Most clients use market research to find areas they can provide more value to their customers. But in some cases, it can be more beneficial to take a look at the areas businesses could stand to reduce some value.
For instance, this week an article was posted in The Wall which shares the excitement we all have about the potential of wearable tech and gives loads of interesting possibilities for wearable tech firms. Can tech companies work with jewellery companies? Can they bring out beautiful smart bracelets? Can they make wearable tech cool by offering more?
Chan Kim and Renée Mauborgne would have them offer less instead.
One of the insights from their international bestseller Blue Ocean Strategy is that focussing your value on few attributes at the expense of others, can lead to success. Examples in the book include the airline industry, where budget airlines such as Southwest Airlines concentrate on providing high value in only a few areas (like speed and frequent departures) and reduce value in all other areas, rather than trying to spread their resources to provide moderate value across all attributes.
The games industry is doing this too; when Nintendo realised they could not compete with other consoles on high-end graphics, they actively reduced the value they placed in graphics and brought out the simple Wii with its innovative controller and straightforward family-friendly games. Able to be sold at a lower price point to a wider market, the Wii has outsold both the Xbox 360 and Playstation 3 by 20 million units.
Looking a little closer to home, mobile phones themselves have had this sort of style problem before. It’s very difficult to provide a product that everyone thinks looks good, and very difficult logistically to create many different styles of the same thing. The solution? Simplify the design and pave the way for 3rd parties to design and sell phone cases and accessories to everyone’s liking.
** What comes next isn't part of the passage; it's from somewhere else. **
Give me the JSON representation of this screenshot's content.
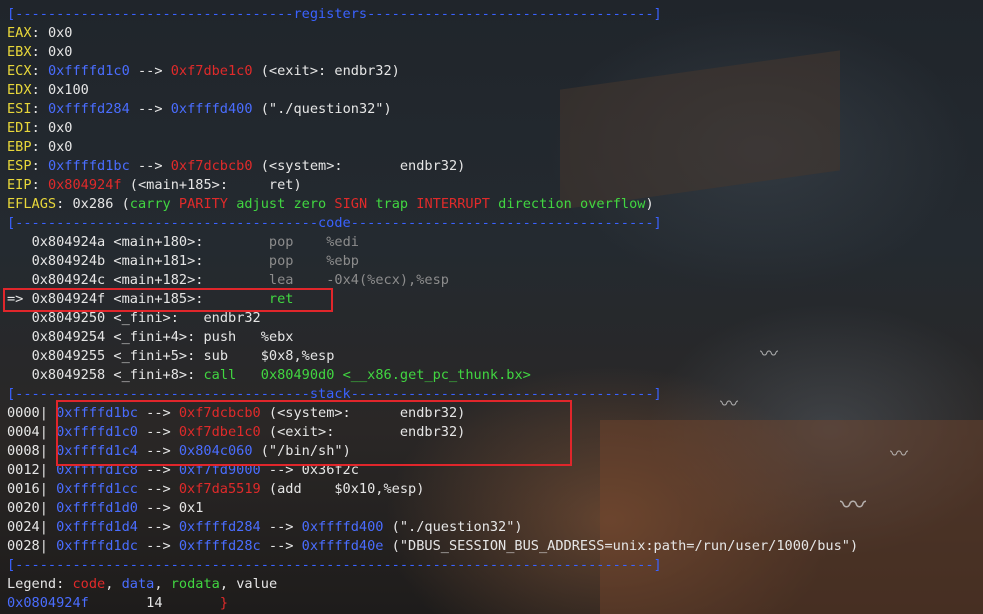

Could wearables take this same route and reduce their offering by not focussing on things like the style of watch straps, bracelets or glasses frames? Why not cut back and simplify the technology into something customisable. Not only would this pave the way for a style revolution, but perhaps even a usage revolution too. Researchers and brands are chomping at the bit for the day when wearables are a socially accepted part of everyday life that don’t stand out like a sore thumb and muck up our studies.
Rather than trying to answer themselves, perhaps the tech industry would be best letting 3rd parties find the solution to the question of how to actually make wearable tech cool.
As researchers, we can help companies understand what value can be removed, and how doing this may open up new opportunities.
Is there anything in your business, product or service that you could cut back on offering to your customers to make it better?